Radiography is a stand alone examination, but it generally is an essential supporting technique for other tests. It can be used on everything from paper to gold, and can reveal such information as construction, damage, restoration, replacement, and even density, internal corrosion and hidden calligraphy.

  • Radiography should often be one of the first scientific examinations performed on an object, since the information obtained may be needed to determine the next course of action.

  • The material, size, and thickness of the object should be determined so that the appropriate technique (X-Ray or Gamma Ray) can be chosen.

  • Objects of portable size should be evaluated to determine if it is better to move the object, or the equipment.

It is important to remember that, if the object is to be sampled for TL testing, a record of the exposure strength and time should be maintained. The effect of the typical quantity of irradiation is generally minimal, but if numerous exposures are made, maintaining the record, and providing it to the TL facility, can eliminate any future controversy over possible dose tampering.

Radiography can be essential in determining the condition of an object, not only for the purposes of conservation, but also as supporting science for use with almost all other forms of antiquities testing, such as thermoluminescence (TL). CT Scanning is a related technique which uses X-Rays, but the term radiography generally refers to X-Ray and Gamma Ray radiography.


  1. It is a non-destructive examination.

  2. X-Ray radiography services are readily accessible in many areas.
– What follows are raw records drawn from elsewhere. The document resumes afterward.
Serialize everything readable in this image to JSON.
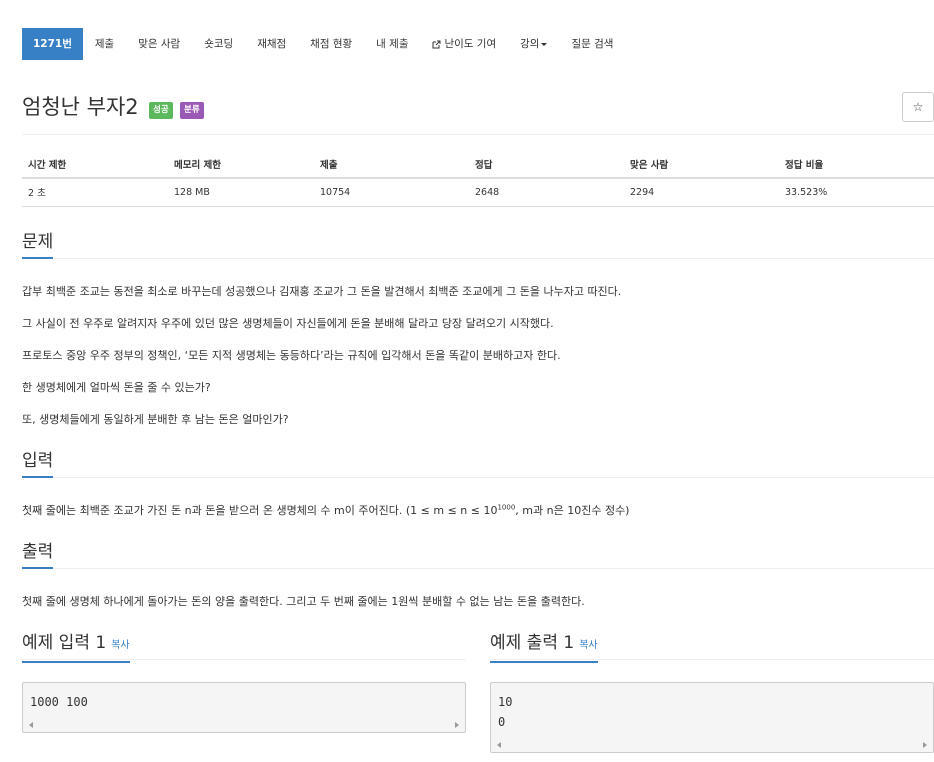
{
  "nav": {
    "items": [
      {
        "label": "1271번",
        "active": true
      },
      {
        "label": "제출"
      },
      {
        "label": "맞은 사람"
      },
      {
        "label": "숏코딩"
      },
      {
        "label": "재채점"
      },
      {
        "label": "채점 현황"
      },
      {
        "label": "내 제출"
      },
      {
        "label": "난이도 기여",
        "icon": "external-link-icon"
      },
      {
        "label": "강의",
        "dropdown": true
      },
      {
        "label": "질문 검색"
      }
    ]
  },
  "problem": {
    "title": "엄청난 부자2",
    "badges": {
      "success": "성공",
      "tag": "분류"
    },
    "star_label": "☆"
  },
  "info_table": {
    "headers": [
      "시간 제한",
      "메모리 제한",
      "제출",
      "정답",
      "맞은 사람",
      "정답 비율"
    ],
    "row": [
      "2 초",
      "128 MB",
      "10754",
      "2648",
      "2294",
      "33.523%"
    ]
  },
  "sections": {
    "description": {
      "heading": "문제",
      "lines": [
        "갑부 최백준 조교는 동전을 최소로 바꾸는데 성공했으나 김재홍 조교가 그 돈을 발견해서 최백준 조교에게 그 돈을 나누자고 따진다.",
        "그 사실이 전 우주로 알려지자 우주에 있던 많은 생명체들이 자신들에게 돈을 분배해 달라고 당장 달려오기 시작했다.",
        "프로토스 중앙 우주 정부의 정책인, ‘모든 지적 생명체는 동등하다’라는 규칙에 입각해서 돈을 똑같이 분배하고자 한다.",
        "한 생명체에게 얼마씩 돈을 줄 수 있는가?",
        "또, 생명체들에게 동일하게 분배한 후 남는 돈은 얼마인가?"
      ]
    },
    "input": {
      "heading": "입력",
      "text_before": "첫째 줄에는 최백준 조교가 가진 돈 n과 돈을 받으러 온 생명체의 수 m이 주어진다. (1 ≤ m ≤ n ≤ 10",
      "exponent": "1000",
      "text_after": ", m과 n은 10진수 정수)"
    },
    "output": {
      "heading": "출력",
      "text": "첫째 줄에 생명체 하나에게 돌아가는 돈의 양을 출력한다. 그리고 두 번째 줄에는 1원씩 분배할 수 없는 남는 돈을 출력한다."
    }
  },
  "examples": {
    "input": {
      "heading": "예제 입력 1",
      "copy": "복사",
      "content": "1000 100"
    },
    "output": {
      "heading": "예제 출력 1",
      "copy": "복사",
      "content": "10\n0"
    }
  },
  "colors": {
    "primary": "#3780c6",
    "success": "#5cb85c",
    "tag": "#9b59b6"
  }
}
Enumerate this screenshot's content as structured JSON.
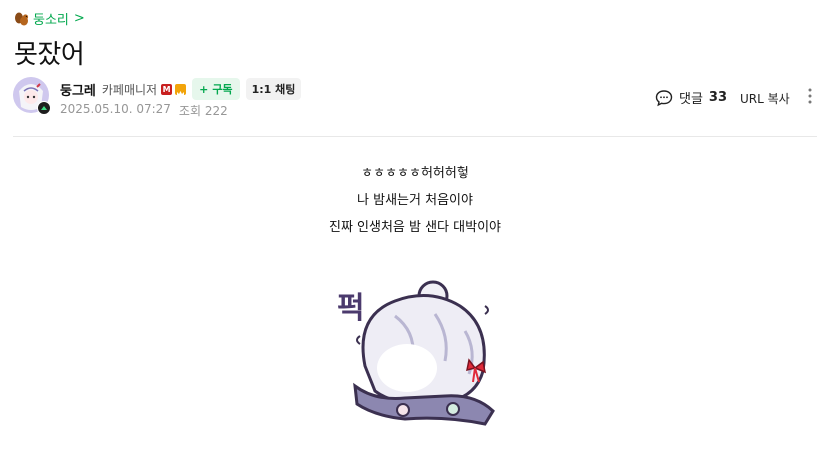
{
  "breadcrumb": {
    "board": "둥소리",
    "arrow": ">",
    "icon": "squirrel-icon"
  },
  "post": {
    "title": "못잤어",
    "author": {
      "nickname": "둥그레",
      "role": "카페매니저",
      "manager_badge": "M",
      "subscribe_label": "구독",
      "subscribe_plus": "+",
      "chat_label": "1:1 채팅"
    },
    "date": "2025.05.10. 07:27",
    "views_label": "조회 222",
    "comments_label": "댓글",
    "comments_count": "33",
    "url_copy_label": "URL 복사",
    "content_lines": [
      "ㅎㅎㅎㅎㅎ허허허헣",
      "나 밤새는거 처음이야",
      "진짜 인생처음 밤 샌다 대박이야"
    ],
    "sticker_text": "퍽"
  },
  "colors": {
    "accent": "#03a84e",
    "manager_badge": "#c81f1f"
  }
}
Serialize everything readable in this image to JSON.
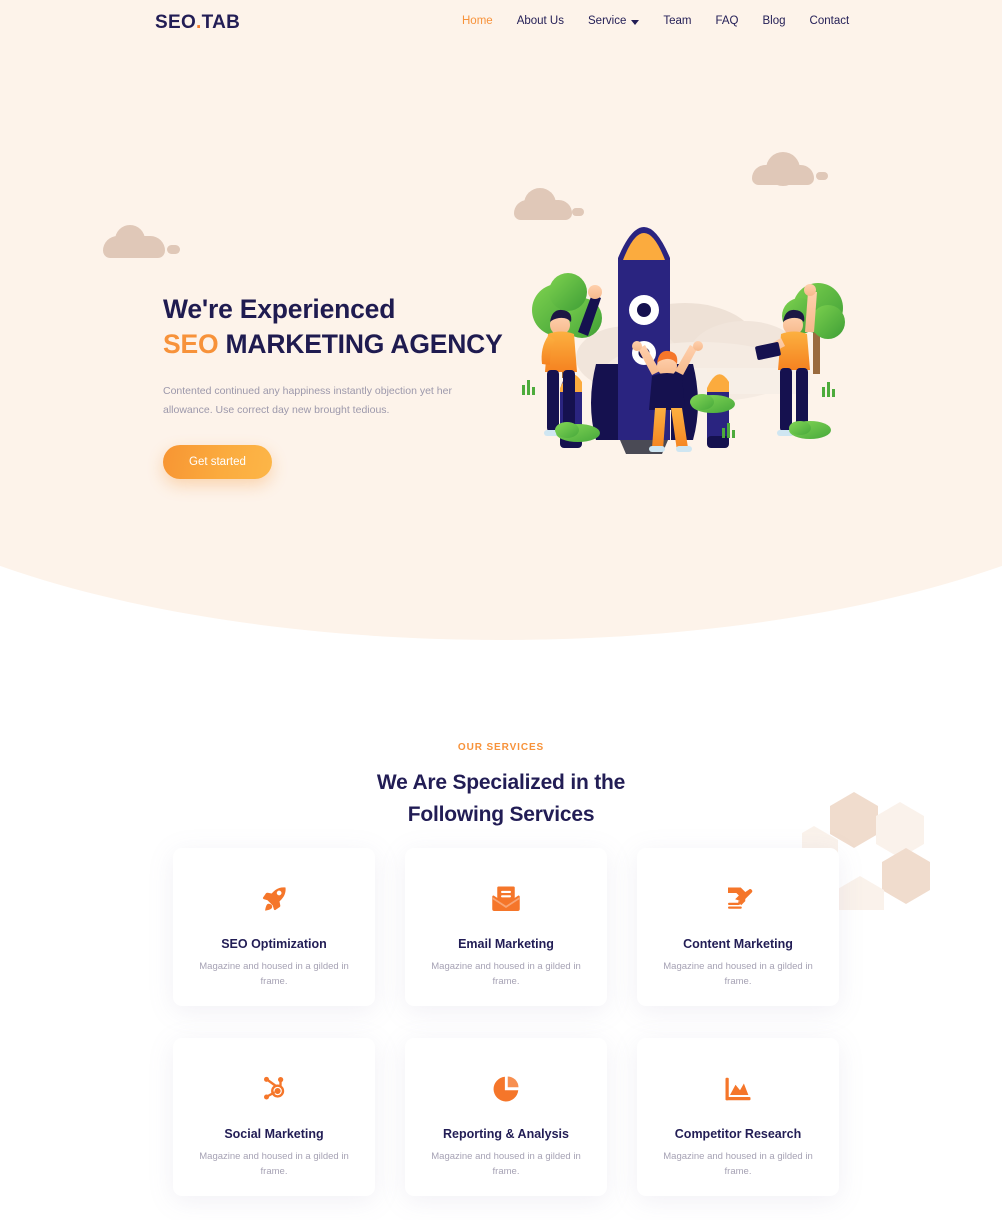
{
  "brand": {
    "name": "SEO",
    "dot": ".",
    "suffix": "TAB"
  },
  "nav": {
    "items": [
      {
        "label": "Home",
        "active": true
      },
      {
        "label": "About Us",
        "active": false
      },
      {
        "label": "Service",
        "active": false,
        "caret": true
      },
      {
        "label": "Team",
        "active": false
      },
      {
        "label": "FAQ",
        "active": false
      },
      {
        "label": "Blog",
        "active": false
      },
      {
        "label": "Contact",
        "active": false
      }
    ]
  },
  "hero": {
    "title_line1": "We're Experienced",
    "title_accent": "SEO",
    "title_line2_rest": " MARKETING AGENCY",
    "description": "Contented continued any happiness instantly objection yet her allowance. Use correct day new brought tedious.",
    "cta_label": "Get started"
  },
  "services": {
    "eyebrow": "OUR SERVICES",
    "title_line1": "We Are Specialized in the",
    "title_line2": "Following Services",
    "cards": [
      {
        "icon": "rocket-icon",
        "title": "SEO Optimization",
        "desc": "Magazine and housed in a gilded in frame."
      },
      {
        "icon": "envelope-icon",
        "title": "Email Marketing",
        "desc": "Magazine and housed in a gilded in frame."
      },
      {
        "icon": "document-pen-icon",
        "title": "Content Marketing",
        "desc": "Magazine and housed in a gilded in frame."
      },
      {
        "icon": "network-nodes-icon",
        "title": "Social Marketing",
        "desc": "Magazine and housed in a gilded in frame."
      },
      {
        "icon": "pie-chart-icon",
        "title": "Reporting & Analysis",
        "desc": "Magazine and housed in a gilded in frame."
      },
      {
        "icon": "area-chart-icon",
        "title": "Competitor Research",
        "desc": "Magazine and housed in a gilded in frame."
      }
    ]
  },
  "colors": {
    "accent_orange": "#f7923a",
    "icon_orange": "#f5762a",
    "navy": "#221d55",
    "hero_bg": "#fdf3ea",
    "muted_text": "#a6a2b4",
    "cloud": "#e0c8b8",
    "hex_deco": "#f0d9c9"
  }
}
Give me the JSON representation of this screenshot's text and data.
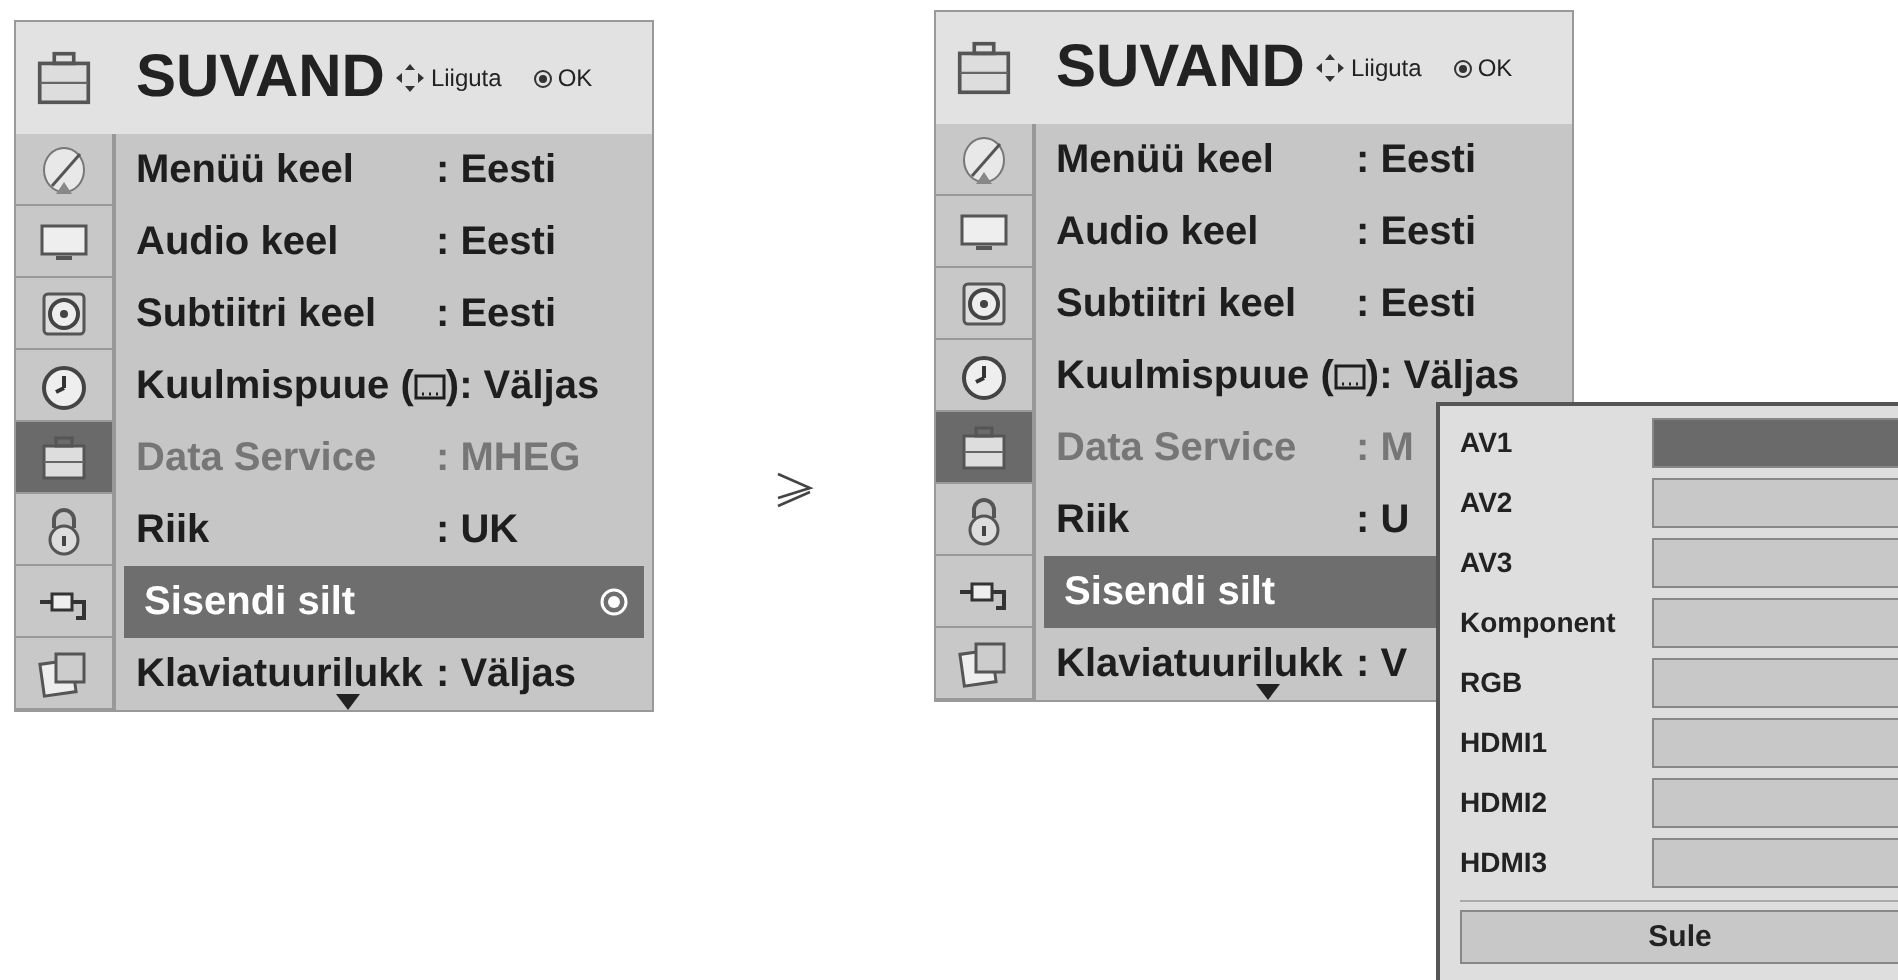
{
  "screens": [
    {
      "title": "SUVAND",
      "hints": [
        {
          "kind": "move",
          "label": "Liiguta"
        },
        {
          "kind": "ok",
          "label": "OK"
        }
      ],
      "sidebar": [
        {
          "kind": "satellite",
          "selected": false
        },
        {
          "kind": "tv",
          "selected": false
        },
        {
          "kind": "speaker",
          "selected": false
        },
        {
          "kind": "clock",
          "selected": false
        },
        {
          "kind": "toolbox",
          "selected": true
        },
        {
          "kind": "lock",
          "selected": false
        },
        {
          "kind": "plug",
          "selected": false
        },
        {
          "kind": "photos",
          "selected": false
        }
      ],
      "rows": [
        {
          "label": "Menüü keel",
          "value": ": Eesti",
          "disabled": false,
          "selected": false
        },
        {
          "label": "Audio keel",
          "value": ": Eesti",
          "disabled": false,
          "selected": false
        },
        {
          "label": "Subtiitri keel",
          "value": ": Eesti",
          "disabled": false,
          "selected": false
        },
        {
          "label": "Kuulmispuue (",
          "label_after_icon": ")",
          "value": ": Väljas",
          "disabled": false,
          "selected": false
        },
        {
          "label": "Data Service",
          "value": ": MHEG",
          "disabled": true,
          "selected": false
        },
        {
          "label": "Riik",
          "value": ": UK",
          "disabled": false,
          "selected": false
        },
        {
          "label": "Sisendi silt",
          "ok_mark": true,
          "disabled": false,
          "selected": true
        },
        {
          "label": "Klaviatuurilukk",
          "value": ": Väljas",
          "disabled": false,
          "selected": false
        }
      ],
      "more_below": true
    },
    {
      "title": "SUVAND",
      "hints": [
        {
          "kind": "move",
          "label": "Liiguta"
        },
        {
          "kind": "ok",
          "label": "OK"
        }
      ],
      "sidebar": [
        {
          "kind": "satellite",
          "selected": false
        },
        {
          "kind": "tv",
          "selected": false
        },
        {
          "kind": "speaker",
          "selected": false
        },
        {
          "kind": "clock",
          "selected": false
        },
        {
          "kind": "toolbox",
          "selected": true
        },
        {
          "kind": "lock",
          "selected": false
        },
        {
          "kind": "plug",
          "selected": false
        },
        {
          "kind": "photos",
          "selected": false
        }
      ],
      "rows": [
        {
          "label": "Menüü keel",
          "value": ": Eesti",
          "disabled": false,
          "selected": false
        },
        {
          "label": "Audio keel",
          "value": ": Eesti",
          "disabled": false,
          "selected": false
        },
        {
          "label": "Subtiitri keel",
          "value": ": Eesti",
          "disabled": false,
          "selected": false
        },
        {
          "label": "Kuulmispuue (",
          "label_after_icon": ")",
          "value": ": Väljas",
          "disabled": false,
          "selected": false
        },
        {
          "label": "Data Service",
          "value": ": M",
          "disabled": true,
          "selected": false
        },
        {
          "label": "Riik",
          "value": ": U",
          "disabled": false,
          "selected": false
        },
        {
          "label": "Sisendi silt",
          "disabled": false,
          "selected": true
        },
        {
          "label": "Klaviatuurilukk",
          "value": ": V",
          "disabled": false,
          "selected": false
        }
      ],
      "more_below": true
    }
  ],
  "popup": {
    "items": [
      {
        "label": "AV1",
        "selected": true
      },
      {
        "label": "AV2",
        "selected": false
      },
      {
        "label": "AV3",
        "selected": false
      },
      {
        "label": "Komponent",
        "selected": false
      },
      {
        "label": "RGB",
        "selected": false
      },
      {
        "label": "HDMI1",
        "selected": false
      },
      {
        "label": "HDMI2",
        "selected": false
      },
      {
        "label": "HDMI3",
        "selected": false
      }
    ],
    "close_button": "Sule"
  }
}
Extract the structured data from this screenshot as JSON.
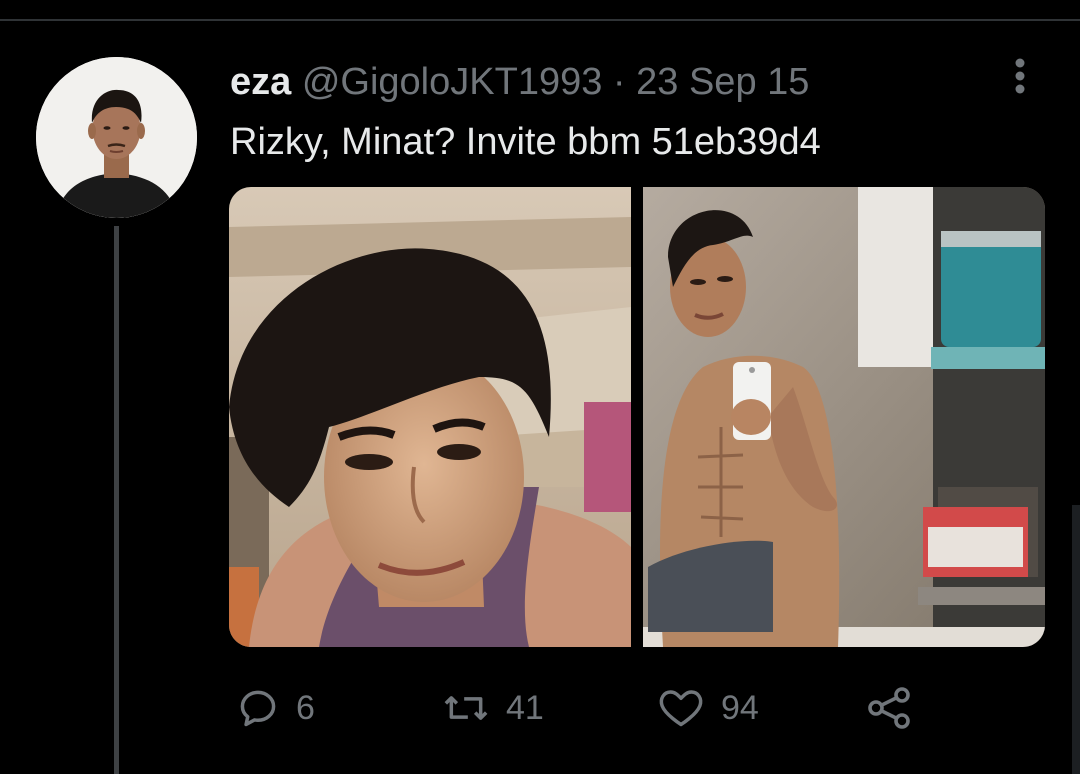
{
  "tweet": {
    "display_name": "eza",
    "handle": "@GigoloJKT1993",
    "separator": "·",
    "date": "23 Sep 15",
    "text": "Rizky, Minat? Invite bbm 51eb39d4",
    "avatar_icon": "profile-photo",
    "more_icon": "more-vertical-icon",
    "media": [
      {
        "alt": "selfie photo of young man in purple tank top"
      },
      {
        "alt": "mirror selfie photo of shirtless young man holding phone"
      }
    ],
    "actions": {
      "reply": {
        "icon": "reply-icon",
        "count": "6"
      },
      "retweet": {
        "icon": "retweet-icon",
        "count": "41"
      },
      "like": {
        "icon": "heart-icon",
        "count": "94"
      },
      "share": {
        "icon": "share-icon"
      }
    }
  },
  "colors": {
    "background": "#000000",
    "text_primary": "#e7e9ea",
    "text_secondary": "#71767b",
    "divider": "#2f3336"
  }
}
  3. Portable equipment exists which can be taken to the object.

  4. It requires only moderate training to understand most features on an image.

  5. Some X-Ray systems yield digital images, which are easily archived, and can easily be copied or emailed.

  6. Some software for use with digital X-Ray images can be used to extract significantly more information from a single image than is possible with an X-Ray film.


  1. It is generally only moderately expensive however depending on whether the object or the equipment is transported the cost may become substantial.

  2. When radiography is performed outside a shielded room, such as when the equipment is brought to the artifact, access to the area must be restricted to prevent over-exposure to the x-rays. The size of the restricted area can be quite large, although that is not the norm.